Transparency of potential bias

Identifying bias is also important. Readers should be aware of a study's source of funding. As mandated by the Food and Drug Administration (FDA), manufacturer-sponsored studies that support drug approval generally test hypotheses that the manufacturer's product is not inferior to a positive control, rather than generate unique information. Frequently, only those reports in which their product performs well make it to peer-reviewed literature. Reports of studies sponsored by manufacturers should be considered biased but not necessarily suspect.

Need for greater practitioner participation

As a clinical pharmacologist, I have concentrated on clinical research. Our laboratory has implemented a number of clinical trials, often in partnership with private practices. I am humbled by the care and attention to detail that participating practitioners and their clients dedicate to our studies. However, some participants fail to follow study protocols, not realizing that doing so excludes that patient's data from the study and reduces the sample size.

Furthermore, we have difficulty identifying potential participating practitioners and clients. For example, we have three ongoing clinical trials, two that involve compounded preparations (including transdermal gels) and one that investigates antimicrobial resistance. Practitioners enthusiastically agree that the medical information to be generated by the successful implementation of these studies will meet practitioner and patient needs, yet we have not identified sufficient participants.

Practitioners express several concerns regarding participation in clinical trials, some of which can be resolved by improving investigator and participant communication. Other concerns require that practitioners take a more altruistic approach to generating new knowledge. At least three approaches might increase patient recruitment.

Ensure simple guidelines and thorough informed consent. Investigators must clarify and simplify guidelines that participants must follow so practitioners can and will take time to collect data correctly. In addition, the informed consent must be clear and complete since practitioners or their clients may also be concerned that patient health is put at risk. As little as 10 years ago, informed consent was basically a permission slip the owner signed to allow a pet to participate in a study. Today, the client informed consent describes, in lay terms, all procedures, risks (including possible placebo assignment or a description of any potential adverse events), benefits that directly affect the patient, confidentiality, and client costs of participating. A well-designed informed consent should also identify alternative therapies should the client choose not to participate and guarantee that choosing not to participate will not alter the level of care the pet might otherwise receive.

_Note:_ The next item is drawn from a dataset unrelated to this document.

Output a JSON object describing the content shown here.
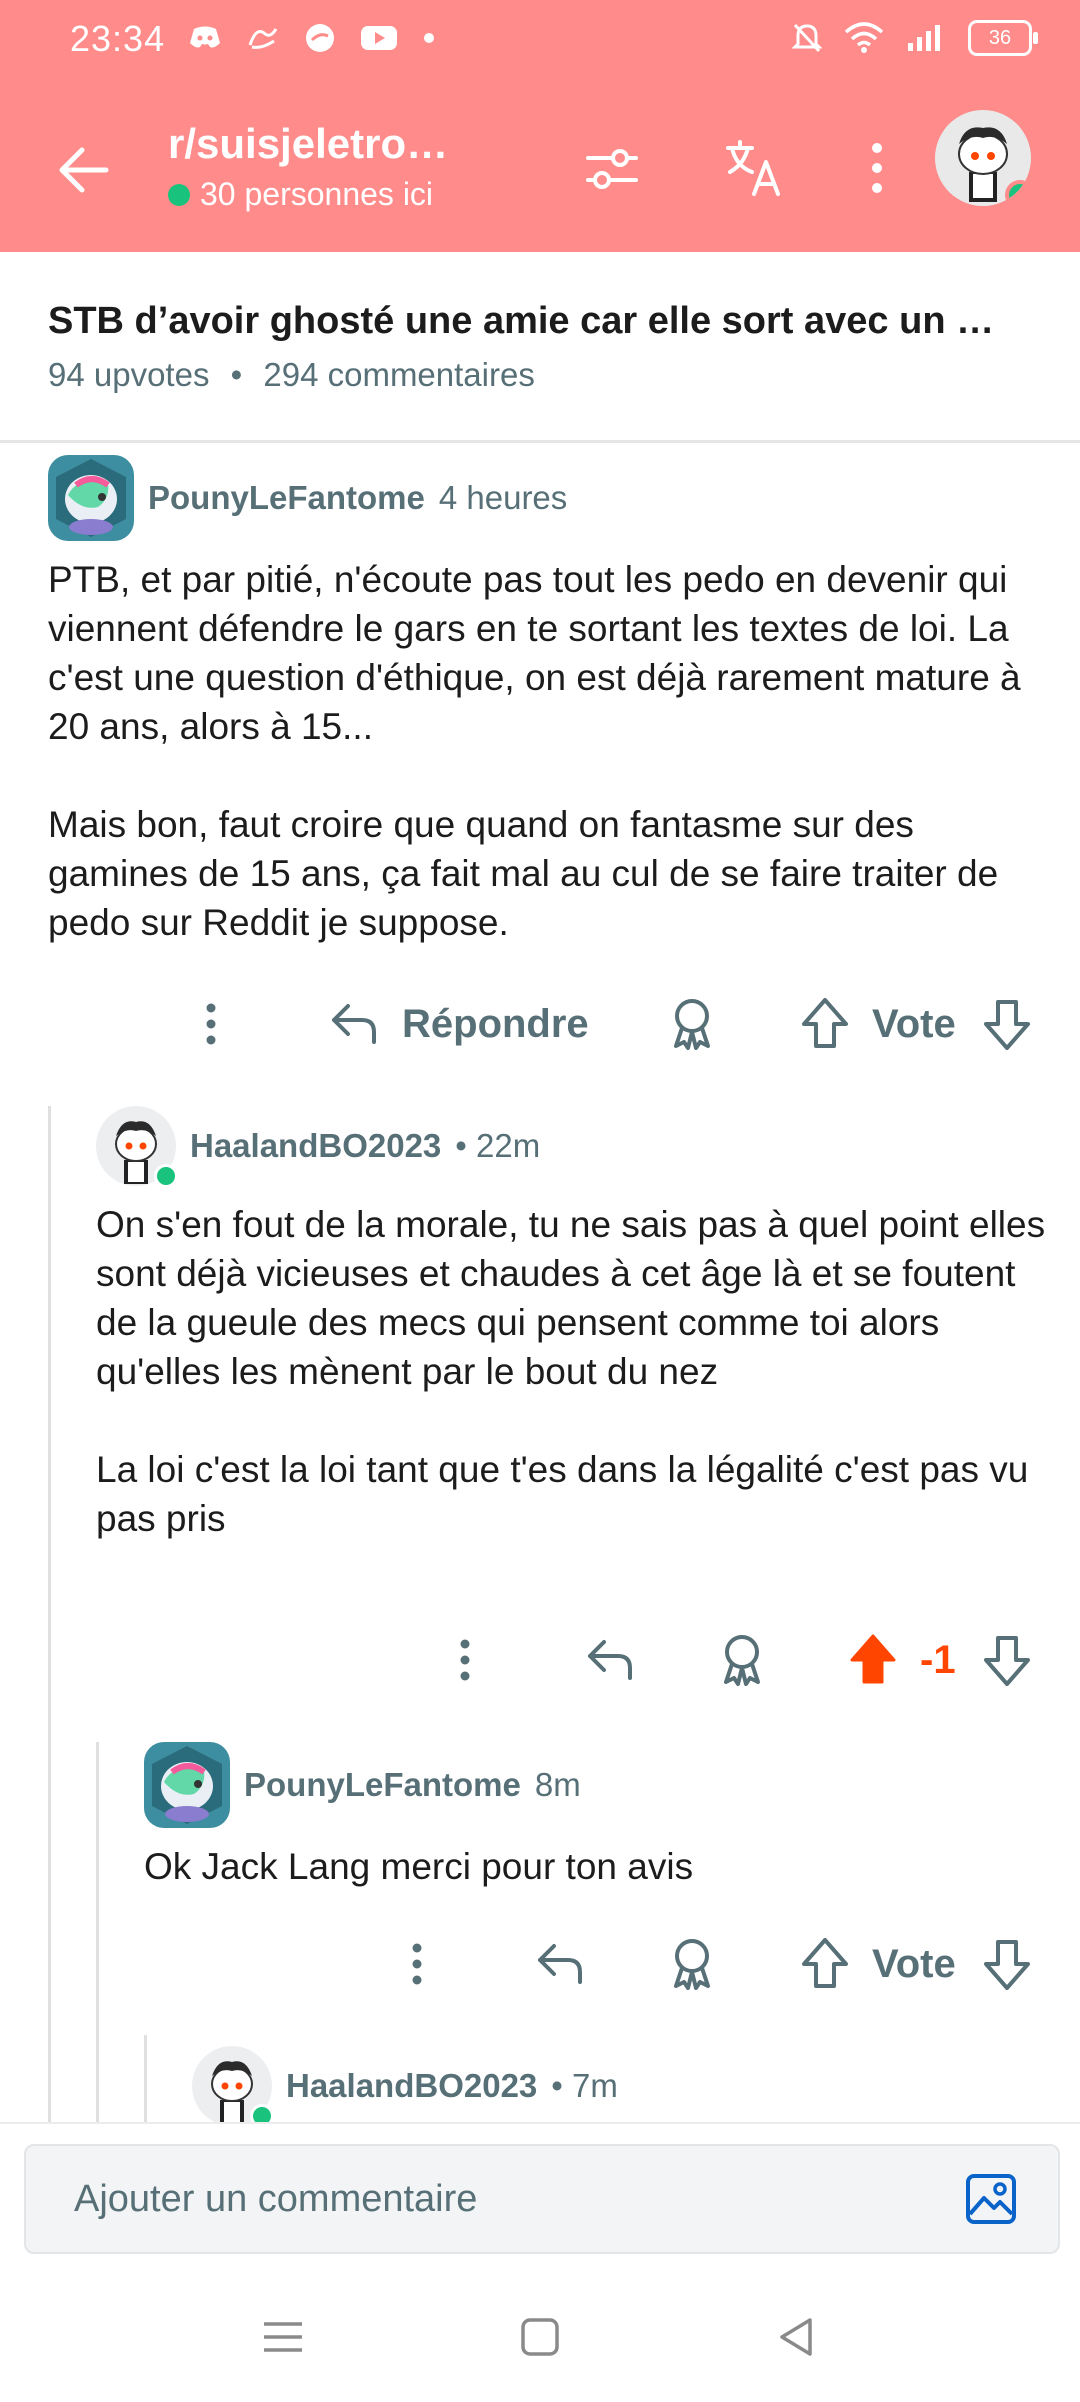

Practitioners might approach the informed consent as an opportunity to guide clients through the decision-making process and present the clinical trial as a therapeutic option that is not available through other venues. However, the fully-informed client should make the final decision regarding participation, thereby reducing practitioner risk.

If a study is blinded and precludes clinician knowledge about which therapy patients receive, fail-safe procedures (described in the informed consent) should be in place that allow codes to be broken (ending the study) if patient health is at risk for any reason. Practitioners might also be concerned about the continued availability of successful therapies once the study ends. The informed consent should address means by which therapy can be continued, if desired, and the anticipated client cost of continued therapy.

Consider alternative reimbursement for participation. Practitioners also are hesitant to dedicate their limited time to participation in a clinical trial. Financial reimbursement for participation is not unreasonably expected; certainly, physicians are compensated, as are practitioners participating in industry-sponsored field trials. Perhaps this is where the altruistic side of veterinary medicine might emerge: Colleges and private foundations that fund clinical trials in animals often cannot afford reimbursement for veterinary participation. Some innovative approaches to rewarding practitioners such as coauthorship (if appropriate), acknowledgments in the reports, or providing certificates of contribution suitable for display might encourage more participation.

Help develop and use a recruitment database. Among the biggest obstacles to patient recruitment for veterinary clinical trials is adequate promotion of trials available to animals. Human clinical trials recruit patients through media as diverse as magazines, subway walls, and Web sites. People can search the Web for clinical trials that target their ailment. In veterinary medicine, few means exist for shared communication regarding clinical trials. Each academic clinical trial center lists its ongoing studies on its Web site, and VIN members can communicate about studies, but the net thrown out to identify potential participants is limited in size and scope.

A centralized veterinary clinical trial Web site that matches investigators, trials, and patients is paramount to the continued growth of evidence-based veterinary medicine. Our profession is too small, funding is too limited, and the need for clinical trials is too great for an otherwise well-designed clinical trial to fail because of a lack of sufficient study participants, particularly if eligible patients exist. Such a Web site, which should provide the service at no or minimal charge, might also include a frequently updated description of ongoing or finished clinical research studies and, as deemed appropriate by investigators, updated results.